By David Dissanayake
Dark Engine is a series that I don't think everyone will enjoy.
I, however, enjoy it immensely and I am going to tell you why.
In case you haven't heard of it, Dark Engine is written by Ryan Burton, drawn by John Bivens, and colored by Kelly Fitzpatrick. It is grim, it is dark, and it is disquieting –in the best possible ways. It's also incredibly well structured, impeccably rendered and full of a kind of self-resonant poetry that makes me honestly surprised that this is the creative team's first comic.
The story follows Sym, a dark and enigmatic woman created as a weapon by twisted alchemists from a post-apocalyptic dark fantasy world. The alchemists impregnated Sym with a dark engine of their design that propels her backwards through time, with the purpose of sending her to kill their greatest enemy and ultimate bringer of the apocalypse. Unknown to the alchemists who created it, The Engine is actually alive, and it diverts Sym's trajectory through time, sending her careening through different time period after different time period, from the prehistoric age of dinosaurs, to ancient Egypt, to the cold Viking fjords, and beyond. The Engine teleports her literally inside a living animal where she has to rip her way out into some new and alien world that is ready to try and take advantage of her.
I really liked the first issue, but I don't think the series really clicks until the second issue. It's a stronger issue in which the scale of the story really begins to unfold, and it becomes clear exactly just what has been happening. Reading the second issue actually makes you realize how good the first issue actually was, because now all of a sudden you see the intricacies and context of what came before. It's a hard trick to pull off but Burton and Bivens succeed with flying colors.
With the second issue you start to see that the book is actually playing with genres within genres. We're getting stories within stories. The savage, Conan or Turok like dinosaur battles of the first issue gave way to a strange Egyptian tale of ancient religion and exploitation that leads us into a tale of frigid mountain scout Vikings. All of this is told against the backdrop of the future from whence Sym came, a brutal and unnerving place of giant dead, half-buried leviathans, suicidal alchemists, apocalypse bringing dragons and twisted schools that teach their children about horrible Sporedevil lizards who hook their face inside your mouth as they release poison spores into your lungs that cause you to spasm so violent you'll snap your own spine.

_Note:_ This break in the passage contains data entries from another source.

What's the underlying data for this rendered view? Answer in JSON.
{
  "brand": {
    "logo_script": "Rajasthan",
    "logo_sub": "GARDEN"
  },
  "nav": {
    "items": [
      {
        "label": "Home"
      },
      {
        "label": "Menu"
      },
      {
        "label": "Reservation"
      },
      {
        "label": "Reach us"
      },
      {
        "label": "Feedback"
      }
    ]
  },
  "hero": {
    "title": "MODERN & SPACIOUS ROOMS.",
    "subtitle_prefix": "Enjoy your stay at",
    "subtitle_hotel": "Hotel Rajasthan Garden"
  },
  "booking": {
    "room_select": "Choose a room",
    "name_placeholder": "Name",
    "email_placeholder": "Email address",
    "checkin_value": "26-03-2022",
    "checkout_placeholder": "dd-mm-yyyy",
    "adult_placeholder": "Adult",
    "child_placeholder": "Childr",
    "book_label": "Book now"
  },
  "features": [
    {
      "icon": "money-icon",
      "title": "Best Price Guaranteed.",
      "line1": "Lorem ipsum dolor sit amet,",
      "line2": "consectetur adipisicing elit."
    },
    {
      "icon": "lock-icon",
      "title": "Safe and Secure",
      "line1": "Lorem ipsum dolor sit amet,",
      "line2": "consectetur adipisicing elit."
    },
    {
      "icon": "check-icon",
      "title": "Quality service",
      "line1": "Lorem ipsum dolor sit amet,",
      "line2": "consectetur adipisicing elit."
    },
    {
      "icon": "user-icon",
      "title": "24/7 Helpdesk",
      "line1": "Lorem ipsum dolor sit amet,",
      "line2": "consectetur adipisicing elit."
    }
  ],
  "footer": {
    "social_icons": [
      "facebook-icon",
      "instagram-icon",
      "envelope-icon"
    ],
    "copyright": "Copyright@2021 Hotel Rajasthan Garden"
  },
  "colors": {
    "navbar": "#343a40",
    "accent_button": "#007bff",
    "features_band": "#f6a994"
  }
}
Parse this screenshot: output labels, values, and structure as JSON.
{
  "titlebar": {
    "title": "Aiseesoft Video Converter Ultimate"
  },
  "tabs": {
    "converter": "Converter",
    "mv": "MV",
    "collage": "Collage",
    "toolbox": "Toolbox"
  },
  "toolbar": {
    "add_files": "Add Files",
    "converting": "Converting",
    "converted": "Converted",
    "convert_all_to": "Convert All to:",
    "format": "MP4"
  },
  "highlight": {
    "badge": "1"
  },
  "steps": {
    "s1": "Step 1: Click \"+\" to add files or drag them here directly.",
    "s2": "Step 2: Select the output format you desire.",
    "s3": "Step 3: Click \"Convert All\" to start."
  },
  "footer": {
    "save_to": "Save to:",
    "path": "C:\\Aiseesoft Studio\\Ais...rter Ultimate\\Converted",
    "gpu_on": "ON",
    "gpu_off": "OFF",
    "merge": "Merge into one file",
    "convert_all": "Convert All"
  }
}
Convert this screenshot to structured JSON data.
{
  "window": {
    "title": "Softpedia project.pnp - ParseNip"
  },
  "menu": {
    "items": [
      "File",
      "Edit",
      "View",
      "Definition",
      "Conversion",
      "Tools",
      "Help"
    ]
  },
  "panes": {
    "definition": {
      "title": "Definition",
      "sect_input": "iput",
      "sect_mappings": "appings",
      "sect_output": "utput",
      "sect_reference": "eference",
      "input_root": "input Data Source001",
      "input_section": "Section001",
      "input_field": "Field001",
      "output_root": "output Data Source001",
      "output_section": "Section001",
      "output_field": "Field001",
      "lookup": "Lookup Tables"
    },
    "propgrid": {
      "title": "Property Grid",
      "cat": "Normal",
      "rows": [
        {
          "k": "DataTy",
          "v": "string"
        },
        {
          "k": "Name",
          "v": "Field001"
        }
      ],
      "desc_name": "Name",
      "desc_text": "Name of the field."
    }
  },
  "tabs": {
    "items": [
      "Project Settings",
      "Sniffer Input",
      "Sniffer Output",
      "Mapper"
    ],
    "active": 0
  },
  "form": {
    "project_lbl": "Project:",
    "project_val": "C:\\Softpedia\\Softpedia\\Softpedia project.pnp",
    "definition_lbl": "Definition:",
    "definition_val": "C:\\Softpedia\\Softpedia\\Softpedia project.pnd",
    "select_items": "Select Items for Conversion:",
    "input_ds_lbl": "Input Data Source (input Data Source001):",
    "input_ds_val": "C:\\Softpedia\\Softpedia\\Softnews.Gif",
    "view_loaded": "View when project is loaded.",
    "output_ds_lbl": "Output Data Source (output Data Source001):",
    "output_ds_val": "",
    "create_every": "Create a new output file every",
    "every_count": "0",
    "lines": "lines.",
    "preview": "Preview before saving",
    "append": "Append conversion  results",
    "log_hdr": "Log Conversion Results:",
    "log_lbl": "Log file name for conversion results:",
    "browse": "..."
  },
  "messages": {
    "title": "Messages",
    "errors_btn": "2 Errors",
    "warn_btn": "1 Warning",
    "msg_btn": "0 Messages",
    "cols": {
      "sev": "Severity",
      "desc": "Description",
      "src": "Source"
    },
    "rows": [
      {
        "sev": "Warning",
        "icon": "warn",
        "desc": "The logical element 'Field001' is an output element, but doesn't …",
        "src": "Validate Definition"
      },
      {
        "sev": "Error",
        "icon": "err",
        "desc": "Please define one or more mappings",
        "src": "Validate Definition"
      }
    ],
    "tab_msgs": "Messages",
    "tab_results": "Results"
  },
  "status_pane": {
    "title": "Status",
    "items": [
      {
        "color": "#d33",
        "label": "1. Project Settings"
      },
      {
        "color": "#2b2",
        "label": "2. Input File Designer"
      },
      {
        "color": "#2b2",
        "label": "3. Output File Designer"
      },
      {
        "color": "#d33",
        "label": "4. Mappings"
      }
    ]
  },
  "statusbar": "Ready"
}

Burton's writing is oddly poetic. Odd not in terms of his prose or execution –both are excellent- but odd in that he manages to catch these bits of other-worldly narration and dialogue that are both resonant with what little we have been shown and allusive of what we haven't simultaneously. He has an authoritative control of character voices from radically different historical times, and a great eye for the disconcerting. The world building is excellent but not overstated. The creative team shows us just glimpses of this strange and compelling world, while constantly hinting at a much larger and greater landscape just beyond our vista. Bivens' art is perfect for the tone, taking Burton's unsettling world and rendering it in this wonderful -almost tactile- line work that is at once gritty and visceral, portraying the dirt and pain of this dark world in every single line. Bivens has an excellent eye for storytelling and page structure that allows him to lead your eye around the page in that seamless manner available only the most skilled of draughtsman. Kelly Fitzpatrick's colors' are pitch perfect, mixing muted and vibrant tones to make Bivens' strange landscapes and unique line work pop off the page.
Dark Engine feels almost like a new incarnation of the old principles and tones that suffused the great original Vertigo horror comics in the early days of Milligan, Delano, and Gaiman – dark, poetic, disquieting, wildly imaginative, and unrepentant in its desire to push boundaries and its refusal to talk down to the reader. It makes me wish Hellblazer was still around, because these guys would MURDER that book.
It's a story where it isn't immediately apparent what's happening or where it's going, but therein lies Dark Engine's strength, which is expertly leading you through a strange and unknown landscape so you can discover the story for yourself. It's a book that is getting better issue by issue, and I think in order to really enjoy it you have to trust the creators, and I recommend that you do.
Not everyone is willing to take the chance with a new and decidedly different book like this, but those who are will be rewarded. This is a new and decidedly different ride that you need to be open to and willing to take, but I'll bet money that when it's over, you'll be damn glad you were.
Dark Engine #1 and #2 are in stores now.